I had my pacemaker put in on Friday. I had my first check of my pacemaker yesterday. Now i have to go in for a x-ray. They told me one of the leads may not be in a good position. They said it would be best if i can come in the morning as the doctor will be in. In case he needs to fix the lead. If they have to fix it would this be the same procedure or similar to the surgery i had for my pacemaker insertion? I am going to hope for the best. But i just want to know what i might be dealing with.


3 Comments

It is ok

by scotia - 2013-01-15 01:01:22

I still don't know what lead it was. But he said it was just a little off from where he put it. But he did not feel that it is necessary to do anything. I just have to continue to be cautious of using my left arm. I go back in two weeks to make sure again that it hasn't moved. I think they are just being cautious and that is a good thing. The tech said that my testing was ok so it is not affecting me. And the doctor said according to the x-ray everything looked ok as well. I will be glad when this has completely healed and life gets back to normal. I am feeling much better every day.

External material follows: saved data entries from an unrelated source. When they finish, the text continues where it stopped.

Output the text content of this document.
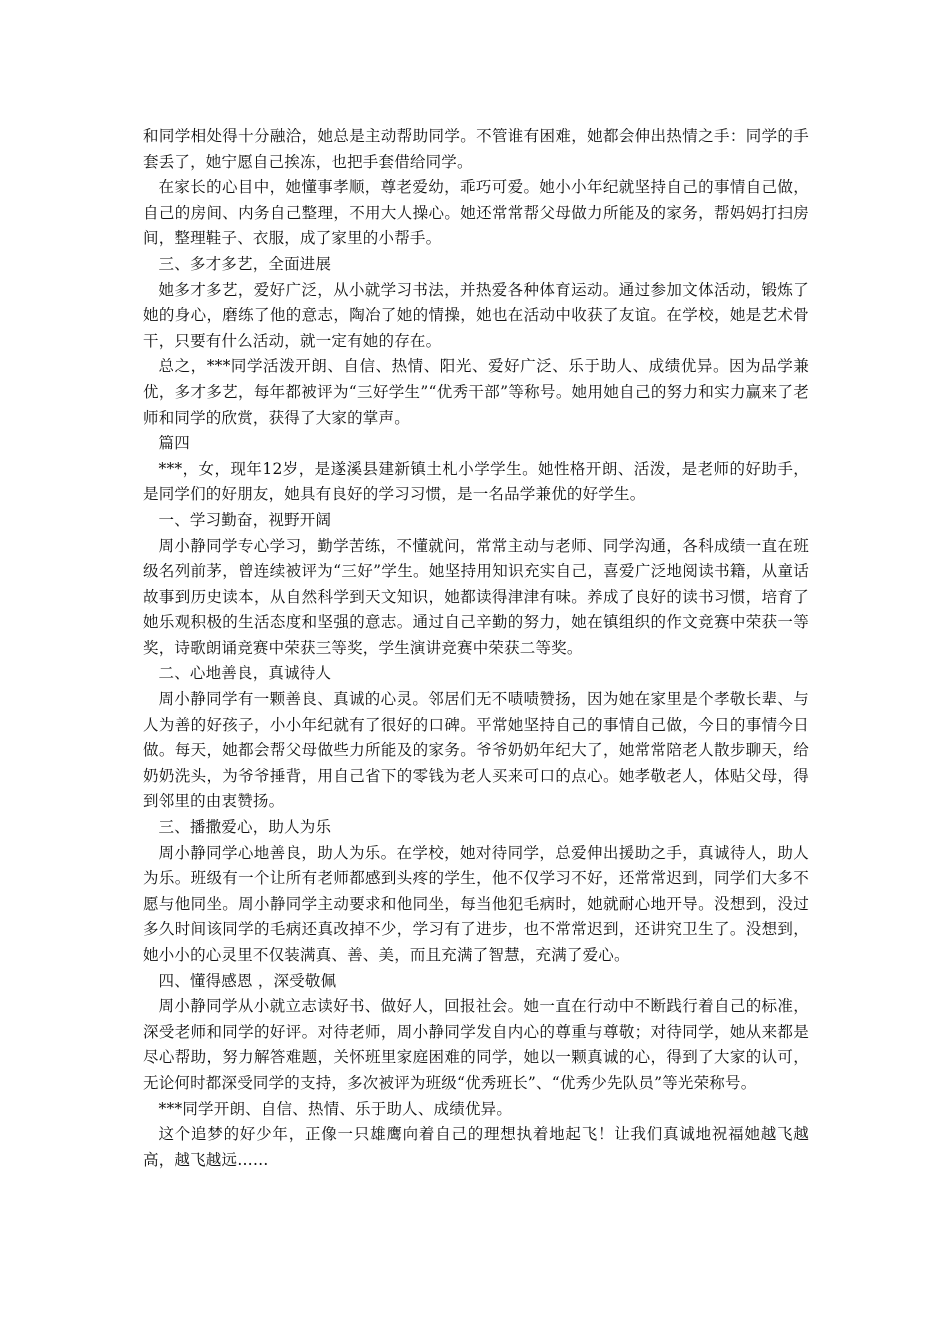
和同学相处得十分融洽，她总是主动帮助同学。不管谁有困难，她都会伸出热情之手：同学的手套丢了，她宁愿自己挨冻，也把手套借给同学。

在家长的心目中，她懂事孝顺，尊老爱幼，乖巧可爱。她小小年纪就坚持自己的事情自己做，自己的房间、内务自己整理，不用大人操心。她还常常帮父母做力所能及的家务，帮妈妈打扫房间，整理鞋子、衣服，成了家里的小帮手。

三、多才多艺，全面进展

她多才多艺，爱好广泛，从小就学习书法，并热爱各种体育运动。通过参加文体活动，锻炼了她的身心，磨练了他的意志，陶冶了她的情操，她也在活动中收获了友谊。在学校，她是艺术骨干，只要有什么活动，就一定有她的存在。

总之，***同学活泼开朗、自信、热情、阳光、爱好广泛、乐于助人、成绩优异。因为品学兼优，多才多艺，每年都被评为“三好学生”“优秀干部”等称号。她用她自己的努力和实力赢来了老师和同学的欣赏，获得了大家的掌声。

篇四

***，女，现年12岁，是遂溪县建新镇土札小学学生。她性格开朗、活泼，是老师的好助手，是同学们的好朋友，她具有良好的学习习惯，是一名品学兼优的好学生。

一、学习勤奋，视野开阔

周小静同学专心学习，勤学苦练，不懂就问，常常主动与老师、同学沟通，各科成绩一直在班级名列前茅，曾连续被评为“三好”学生。她坚持用知识充实自己，喜爱广泛地阅读书籍，从童话故事到历史读本，从自然科学到天文知识，她都读得津津有味。养成了良好的读书习惯，培育了她乐观积极的生活态度和坚强的意志。通过自己辛勤的努力，她在镇组织的作文竞赛中荣获一等奖，诗歌朗诵竞赛中荣获三等奖，学生演讲竞赛中荣获二等奖。

二、心地善良，真诚待人

周小静同学有一颗善良、真诚的心灵。邻居们无不啧啧赞扬，因为她在家里是个孝敬长辈、与人为善的好孩子，小小年纪就有了很好的口碑。平常她坚持自己的事情自己做，今日的事情今日做。每天，她都会帮父母做些力所能及的家务。爷爷奶奶年纪大了，她常常陪老人散步聊天，给奶奶洗头，为爷爷捶背，用自己省下的零钱为老人买来可口的点心。她孝敬老人，体贴父母，得到邻里的由衷赞扬。

三、播撒爱心，助人为乐

周小静同学心地善良，助人为乐。在学校，她对待同学，总爱伸出援助之手，真诚待人，助人为乐。班级有一个让所有老师都感到头疼的学生，他不仅学习不好，还常常迟到，同学们大多不愿与他同坐。周小静同学主动要求和他同坐，每当他犯毛病时，她就耐心地开导。没想到，没过多久时间该同学的毛病还真改掉不少，学习有了进步，也不常常迟到，还讲究卫生了。没想到，她小小的心灵里不仅装满真、善、美，而且充满了智慧，充满了爱心。

四、懂得感恩 ，深受敬佩

周小静同学从小就立志读好书、做好人，回报社会。她一直在行动中不断践行着自己的标准，深受老师和同学的好评。对待老师，周小静同学发自内心的尊重与尊敬；对待同学，她从来都是尽心帮助，努力解答难题，关怀班里家庭困难的同学，她以一颗真诚的心，得到了大家的认可，无论何时都深受同学的支持，多次被评为班级“优秀班长”、“优秀少先队员”等光荣称号。

***同学开朗、自信、热情、乐于助人、成绩优异。

这个追梦的好少年，正像一只雄鹰向着自己的理想执着地起飞！让我们真诚地祝福她越飞越高，越飞越远……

Thanks again for the replies.

similar

by Tracey_E - 2013-01-15 10:01:22

I sure hope it's all ok!! If not, it's easier than the first time. They go in the same way but all they have to do is reposition the lead. Good luck! Let us know how you are.

Which lead?

by golden_snitch - 2013-01-15 10:01:45

Hi!

You have sinus bradycardia, right? If so, and if it's the ventricular lead that is not in a good position, I'd ask the surgeon why he needs to reposition it now. I mean, for sinus bradycardia a single-chamber pacemaker programmed in AAIR is totally sufficient, you don't need ventricular pacing. The lead could still be repositioned when you go in for a replacement after 9 years or so. I'd not have another surgery when it's not really needed.

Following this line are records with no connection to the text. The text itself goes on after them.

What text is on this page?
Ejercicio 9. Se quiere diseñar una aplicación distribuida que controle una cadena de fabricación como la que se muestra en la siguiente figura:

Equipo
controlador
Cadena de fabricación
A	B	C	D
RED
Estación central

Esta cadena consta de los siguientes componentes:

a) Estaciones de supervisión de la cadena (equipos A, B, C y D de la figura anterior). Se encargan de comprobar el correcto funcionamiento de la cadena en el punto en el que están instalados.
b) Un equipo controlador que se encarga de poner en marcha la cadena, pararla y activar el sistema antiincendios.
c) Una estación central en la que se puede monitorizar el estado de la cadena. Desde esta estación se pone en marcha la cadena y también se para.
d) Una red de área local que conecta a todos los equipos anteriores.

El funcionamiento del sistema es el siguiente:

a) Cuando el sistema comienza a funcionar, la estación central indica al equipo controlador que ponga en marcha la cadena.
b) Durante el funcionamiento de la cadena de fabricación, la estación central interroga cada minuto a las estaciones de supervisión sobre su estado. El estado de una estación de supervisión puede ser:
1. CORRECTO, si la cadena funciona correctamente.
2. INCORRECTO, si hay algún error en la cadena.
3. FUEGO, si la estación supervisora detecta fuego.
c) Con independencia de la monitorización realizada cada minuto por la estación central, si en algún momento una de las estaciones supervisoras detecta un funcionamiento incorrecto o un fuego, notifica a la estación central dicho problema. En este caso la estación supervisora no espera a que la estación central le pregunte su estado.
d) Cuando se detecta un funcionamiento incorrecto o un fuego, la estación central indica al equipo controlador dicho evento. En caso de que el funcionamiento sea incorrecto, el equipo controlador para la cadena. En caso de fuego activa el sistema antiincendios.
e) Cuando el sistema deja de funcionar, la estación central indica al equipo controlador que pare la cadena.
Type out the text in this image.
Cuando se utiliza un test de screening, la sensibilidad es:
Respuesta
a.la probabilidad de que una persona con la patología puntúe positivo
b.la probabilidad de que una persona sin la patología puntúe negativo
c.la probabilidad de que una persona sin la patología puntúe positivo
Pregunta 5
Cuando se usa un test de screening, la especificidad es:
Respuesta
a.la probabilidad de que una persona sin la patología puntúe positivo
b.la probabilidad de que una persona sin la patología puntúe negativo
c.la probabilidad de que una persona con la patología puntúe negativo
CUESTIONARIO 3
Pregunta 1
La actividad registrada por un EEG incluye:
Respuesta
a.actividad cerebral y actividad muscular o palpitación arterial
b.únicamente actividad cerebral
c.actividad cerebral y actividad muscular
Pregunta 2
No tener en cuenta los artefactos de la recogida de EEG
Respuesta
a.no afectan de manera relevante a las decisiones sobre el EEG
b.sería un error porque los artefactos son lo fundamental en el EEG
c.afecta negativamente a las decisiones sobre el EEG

I have had an AAIR pacer for 9 years, and only went for an upgrade to a dual-chamber device when I developed - due to much needed anti-arrhythmic drugs - heart blocks. I know that nowadays most doctors implant dual-chamber pacemakers in SSS patients, simply to be on the safe side, if the patient should ever develop a heart block. How often does that really happen? I have no data on it, and I don't know any SSS patients who developed heart blocks after a while.

Just my two cents worth. If it's the atrial lead that needs repositioning, that's a different story. And like Tracey said, it will be very much like your first surgery.